Nine Best New Duck and Geese Calls
The latest top models to convince ducks and geese to come your way.
Louis, our new FedEx driver, had been making daily stops at the house for two weeks earlier this year to drop off small but bulky padded envelopes. “Duck and goose calls,” I told him when we weren’t talking fishing. A fellow waterfowler, he smiled. “It’s getting close.”
The season is indeed drawing near, and with it comes a wealth of new duck and goose calls designed to take you nearer to aural avian perfection than you’ve ever been. Here’s my pick of the best of what’s out there this year.
1. Flambeau Outdoors Chill Factor
Designed and tested by competitive calling champion Richie McKnight, the Chill Factor hit the street late in 2015. It’s an entry-level call at an entry-level price, and with a little tweaking and some practice, it will conjure up plenty of goose sounds. A good deep low end can create excellent clucks and moans, but bring your A game and a healthy set of lungs.
2. Field Proven Workhorse
Field Hudnall’s Matrix short reed hangs on my work lanyard and gets called into service daily. The young Kentuckian just makes great stuff. His new shorty, the Workhorse, is surprisingly less user-friendly than his Matrix or Raptor, with a heavier air requirement. Still, for those experienced or willing to commit to practice, the Workhorse lives up to its name.

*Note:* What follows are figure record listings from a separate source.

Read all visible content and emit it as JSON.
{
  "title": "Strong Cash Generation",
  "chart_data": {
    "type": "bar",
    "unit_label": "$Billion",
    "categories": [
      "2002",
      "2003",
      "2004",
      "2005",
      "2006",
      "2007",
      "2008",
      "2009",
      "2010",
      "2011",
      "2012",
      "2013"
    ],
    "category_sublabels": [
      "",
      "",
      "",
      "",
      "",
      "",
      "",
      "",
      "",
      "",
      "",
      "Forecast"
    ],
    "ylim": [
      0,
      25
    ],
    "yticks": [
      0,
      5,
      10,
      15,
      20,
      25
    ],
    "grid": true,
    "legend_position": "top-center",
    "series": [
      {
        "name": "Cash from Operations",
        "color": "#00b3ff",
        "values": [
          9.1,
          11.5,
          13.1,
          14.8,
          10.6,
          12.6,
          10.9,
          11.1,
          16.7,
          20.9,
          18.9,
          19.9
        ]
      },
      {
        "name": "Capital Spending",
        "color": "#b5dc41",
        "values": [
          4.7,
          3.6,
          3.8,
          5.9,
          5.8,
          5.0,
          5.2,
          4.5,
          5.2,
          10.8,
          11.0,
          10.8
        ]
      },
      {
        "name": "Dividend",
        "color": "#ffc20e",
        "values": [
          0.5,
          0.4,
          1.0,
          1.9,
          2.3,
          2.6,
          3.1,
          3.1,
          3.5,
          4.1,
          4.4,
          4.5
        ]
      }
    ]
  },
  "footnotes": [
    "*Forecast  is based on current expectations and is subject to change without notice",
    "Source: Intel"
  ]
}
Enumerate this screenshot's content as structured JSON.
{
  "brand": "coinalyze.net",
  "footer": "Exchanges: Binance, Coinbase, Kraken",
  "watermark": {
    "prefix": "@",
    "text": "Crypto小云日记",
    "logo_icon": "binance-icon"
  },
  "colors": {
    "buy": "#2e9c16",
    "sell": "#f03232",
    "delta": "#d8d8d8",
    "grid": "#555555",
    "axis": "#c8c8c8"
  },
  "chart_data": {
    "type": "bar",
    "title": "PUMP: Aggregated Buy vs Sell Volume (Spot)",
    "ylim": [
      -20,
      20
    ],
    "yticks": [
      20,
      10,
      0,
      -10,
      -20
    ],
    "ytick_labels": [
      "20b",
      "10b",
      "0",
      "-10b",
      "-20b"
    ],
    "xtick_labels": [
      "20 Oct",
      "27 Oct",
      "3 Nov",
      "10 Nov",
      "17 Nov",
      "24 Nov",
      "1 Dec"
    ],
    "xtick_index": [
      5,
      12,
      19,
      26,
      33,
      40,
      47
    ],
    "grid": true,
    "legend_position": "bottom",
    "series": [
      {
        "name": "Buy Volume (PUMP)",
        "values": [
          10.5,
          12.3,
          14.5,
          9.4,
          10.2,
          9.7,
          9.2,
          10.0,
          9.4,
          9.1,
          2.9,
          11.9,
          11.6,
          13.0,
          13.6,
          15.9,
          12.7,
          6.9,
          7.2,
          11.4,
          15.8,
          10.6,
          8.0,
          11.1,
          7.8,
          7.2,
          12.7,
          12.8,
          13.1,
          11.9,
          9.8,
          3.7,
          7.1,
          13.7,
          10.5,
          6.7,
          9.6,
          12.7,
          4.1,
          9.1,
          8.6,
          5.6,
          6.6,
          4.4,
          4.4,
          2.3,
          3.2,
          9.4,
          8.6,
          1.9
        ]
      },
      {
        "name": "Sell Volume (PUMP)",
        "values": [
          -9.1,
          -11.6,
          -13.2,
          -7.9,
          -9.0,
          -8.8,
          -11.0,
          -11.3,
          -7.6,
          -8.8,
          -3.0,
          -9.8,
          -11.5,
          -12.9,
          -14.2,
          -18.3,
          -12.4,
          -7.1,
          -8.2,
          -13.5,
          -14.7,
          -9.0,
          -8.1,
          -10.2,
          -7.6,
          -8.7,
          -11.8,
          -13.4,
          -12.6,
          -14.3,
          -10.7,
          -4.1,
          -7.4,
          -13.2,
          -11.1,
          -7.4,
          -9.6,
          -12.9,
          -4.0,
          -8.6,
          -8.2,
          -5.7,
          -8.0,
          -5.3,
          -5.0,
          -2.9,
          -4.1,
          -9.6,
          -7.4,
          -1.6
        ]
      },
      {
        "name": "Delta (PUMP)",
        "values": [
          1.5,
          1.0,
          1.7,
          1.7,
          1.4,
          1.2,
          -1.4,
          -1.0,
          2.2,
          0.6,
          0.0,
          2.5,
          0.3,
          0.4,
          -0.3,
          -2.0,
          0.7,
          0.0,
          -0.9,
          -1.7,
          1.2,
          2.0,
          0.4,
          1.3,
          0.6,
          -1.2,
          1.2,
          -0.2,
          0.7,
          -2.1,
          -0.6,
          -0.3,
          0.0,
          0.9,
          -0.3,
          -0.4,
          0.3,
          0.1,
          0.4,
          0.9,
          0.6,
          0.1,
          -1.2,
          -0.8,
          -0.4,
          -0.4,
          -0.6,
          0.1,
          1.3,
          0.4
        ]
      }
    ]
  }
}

3. Bill Saunders Dark Side
I’ve always found Saunders’s short reeds a bit challenging for my experience level—until I got ahold of his new Dark Side. The Evergreen State calling legend hits a round-tripper with this one. Tuned midrange, or so it seems, the DS should appeal to smaller dark geese everywhere.
4. Buck Gardner Buck Brush Short
Workingman’s duck calls at a workingman’s price that sound exactly like a mallard duck: You can’t ask for more, and Gardner keeps coming up with hit after hit. The champion’s new Buck Brush Short features an updated tone board and a shorter barrel. This means less air pressure, better control, and an incredibly user-friendly instrument. No questions on this one. Dig out $25 and hang one on your lanyard.
5. Soar No More Exodus Mallard
The Professor of Pigeon Hunting, Neal Hunt, breaks into the waterfowl arena this year with his Exodus mallard call. Available in single- and double-reed format, this all-acrylic call hits the rack at just under a C-note. It has an unusual appearance, without today’s glut of graphics. The flared mouthpiece is extremely comfortable. Overall, the call is very well balanced. Breathy chuckles and gabbles come easy.
6. Toxic Calls HCSS Super Short
I can’t say I’m into the skull-and-dagger artwork so prevalent in today’s waterfowling. If you are, fine. If not, look past the graphics because Toxic’s Super Short is a hit. It’s got a nasty guttural sound and plenty of volume for those wide open spaces. But the SS isn’t for beginners; there’s definitely a learning curve involved.
7. DJ Illinois River Valley Calls Arkansas Style Cutdown Hedge
Owner David Jackson’s background rests in 27 years with the former P.S. Olt Co., makers of the legendary D-2. The Cutdown Hedge again proves Jackson crafts simple calls that sound great. The DJA-20W has range, volume, ease of use, and realism. And it’s easy on the wallet.
8. Sure-Shot Game Calls Yentzen One
I can’t decide if Charlie Holder’s Yentzen One double-reed looks traditional or space-age. I’m leaning toward the latter, but as you know, pretty (or homely) doesn’t kill ducks. This new One is a revival, with roots going back to the 1950s but with modern updates. The Screw-Lock design prevents lost inserts. And the CNC body is virtually indestructible. As for sound, it’s an acquired taste—different, but nonetheless ducky.
9. Haydel’s H2 Waterfowl Cajun Cutter
Son of the legendary call maker Eli Haydel, Rod Haydel makes calls year after year that ducks show up for. That’s all that’s expected out of a duck call, but Haydel has stepped things up a notch with his new Waterfowl H2O series and the double-reed Cajun Cutter in particular. This one’s truly all duck: easy to blow, sounds great with a little effort, and definitely a generational hand-me-down.